SPOTLIGHTS: Where Have All the Managers Gone?

dsc0597_0As I introduced Huracanrana to a childhood fave in Greg Valentine, something peculiar occurred to me: what the heck happened to all the great managers in professional wrestling?

Sure, there are the occasional valets, but when’s the last time a truly great manager…other than perhaps Truth Martini…was expected to play a prominent role in every match? (Note: in Truth Martini’s case, he literally is a manager of both his talent and the prominent wrestling school he heads.)

This isn’t meant to belittle the great work of Stokely Hathaway or Veda Scott, both tremendously entertaining and vital to storytelling in Ring of Honor and other independent promotions. Moreover, it certainly does not aim to discredit contributions from the great Prince Nana, Famous B, So Cal Val, Leilani Kai and/or other stable heads central to feud relevance. All of these, however, accompany versus ‘manage’ their athletes.

Sure, the WWE tried the manager route with Zeb Colter, but where did that end up? Even the most political correct individual will shudder at the uncomfortable and likely unintended racist angle the man was tasked with enduring for several years’ time. It wasn’t for his lack of trying and/or commitment. Neither on the part of the wrestlers involved with the Colter storyline.

Still, Zeb Colter is arguably a far cry from the likes of Jimmy Hart, Bobby Heenan, Mr.
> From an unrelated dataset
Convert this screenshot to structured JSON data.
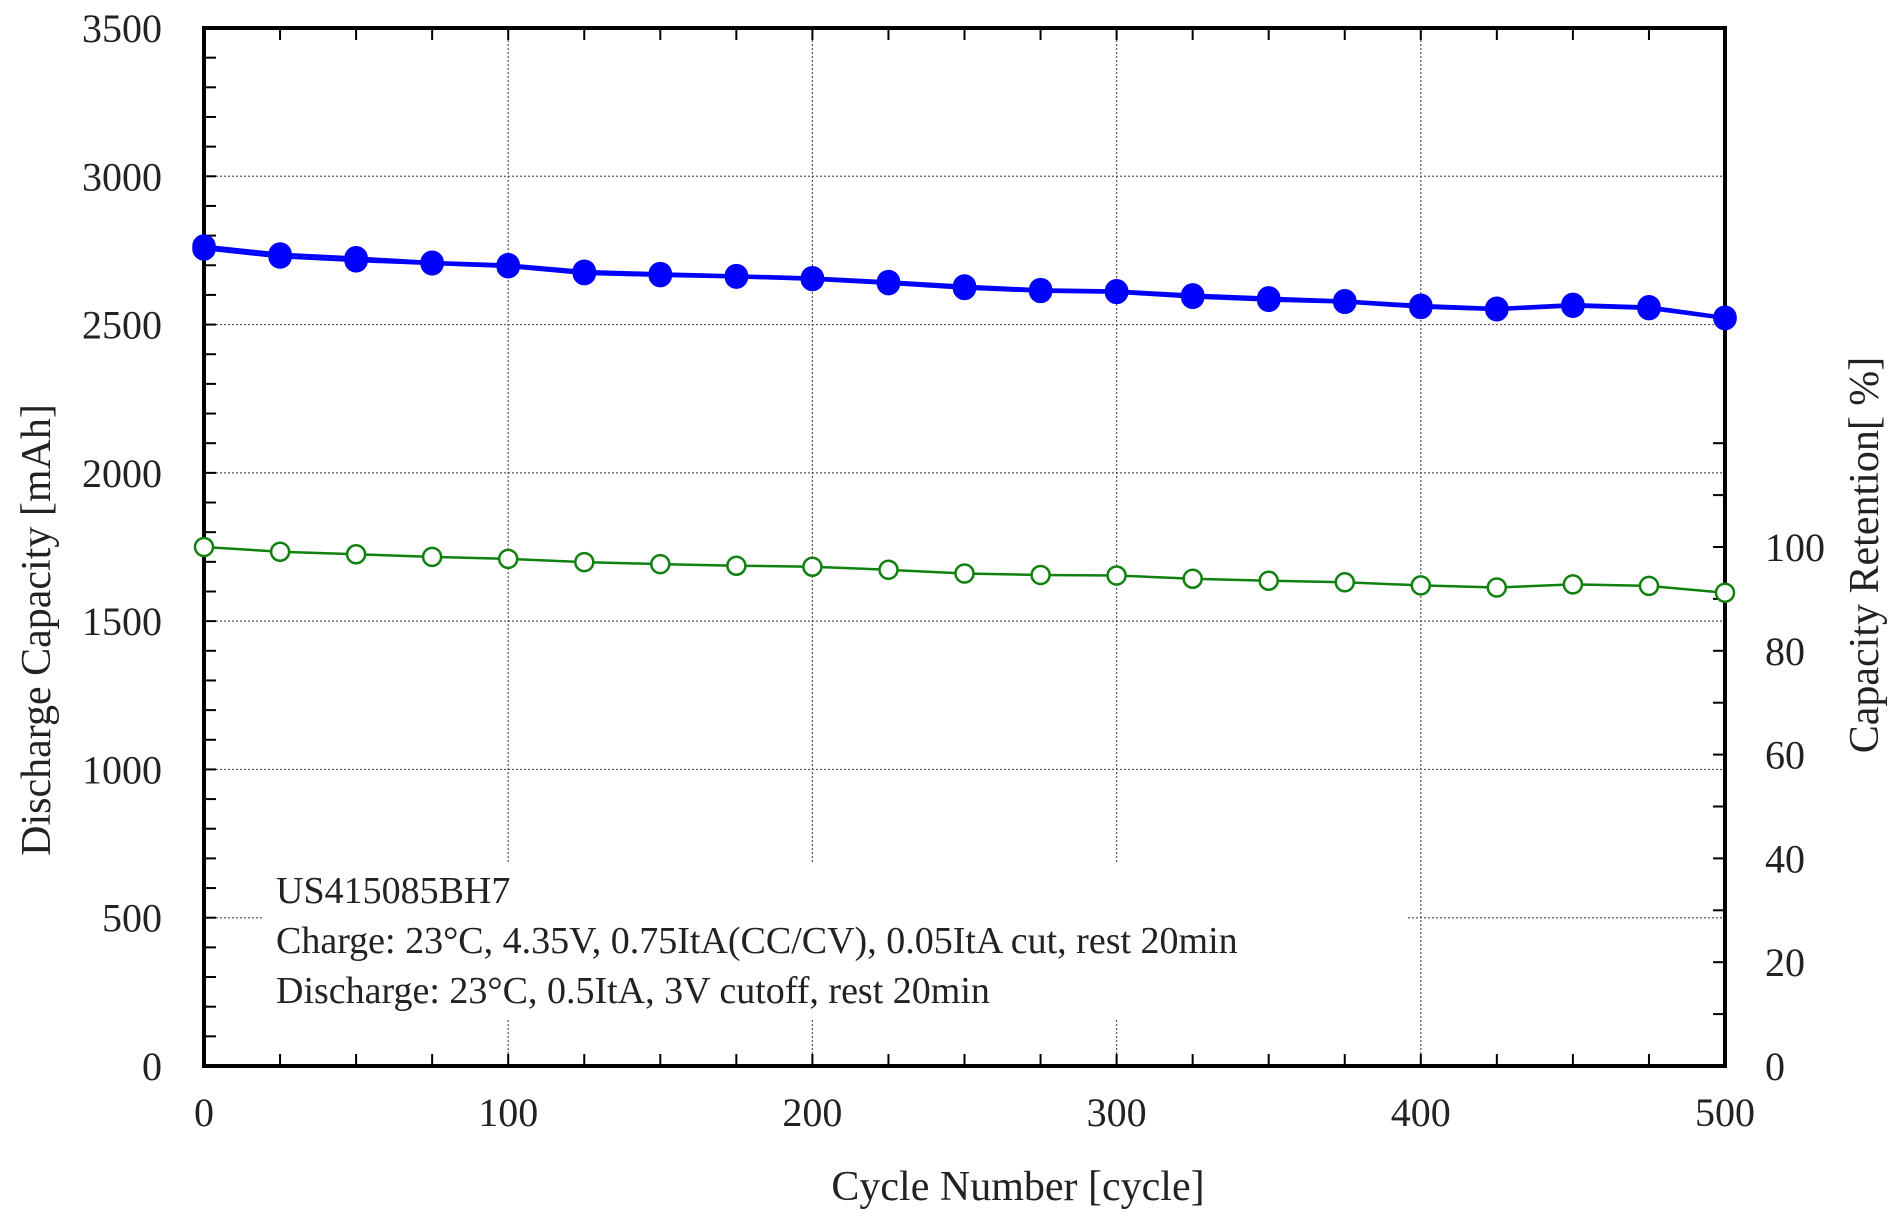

Fuji, or Lou Albano (among others), managers arguably more popular than the talent they represented. These managers remain some of the most beloved figures of vintage wrestling, their names synonymous with the success of the WWE over that period.

Thus, it’s a bit shocking to realize the dearth of true managers in today’s wrestling world. All it takes is ten minutes of watching Erik Essex making it rain dollar bills at American Combat Wrestling to realize the value of managers to both plotlines and promos.

My  theory on manager shortage is it a by-product of the modern age of independent wrestling, one with a glut of available talent and not enough matches to showcase all of them. What emerges is the second tier (for that specific promotion) wrestler serving as a pseudo manager/valet for the main eventer. Or, in the instance of Andrea, a top star on a sister promotion (Shine) serving in this capacity for another (Evolve/Full Impact Pro).

Moroever, managers – like any talent in professional wrestling – need to earn a paycheck. With all of this talent, it’s hard to justify another hand to feed when a wrestler can do double duty in a replacement function.

Also, being a full time manager is a brave commitment. It’s the recognition and simultaneous acceptance of a career dependent on (managed) others to survive, also lesser paychecks being a supporting function. Akin to referee talent, one would be hard pressed to find would-be managers lining up for the role at wrestling schools.

Sad, as recalling Valentine and the aforementioned Jimmy Hart, so much is lost without an omnipresent mouthpiece and nuisance at ringside. Likewise entertainment at interview segments, features (ala ‘Highlight Reel’), and commentary tables.

Last, Paul Heyman, of course, is literally an agent representing his client. Still, imagine the possibilities if his role was extended to a play more active role in outcomes.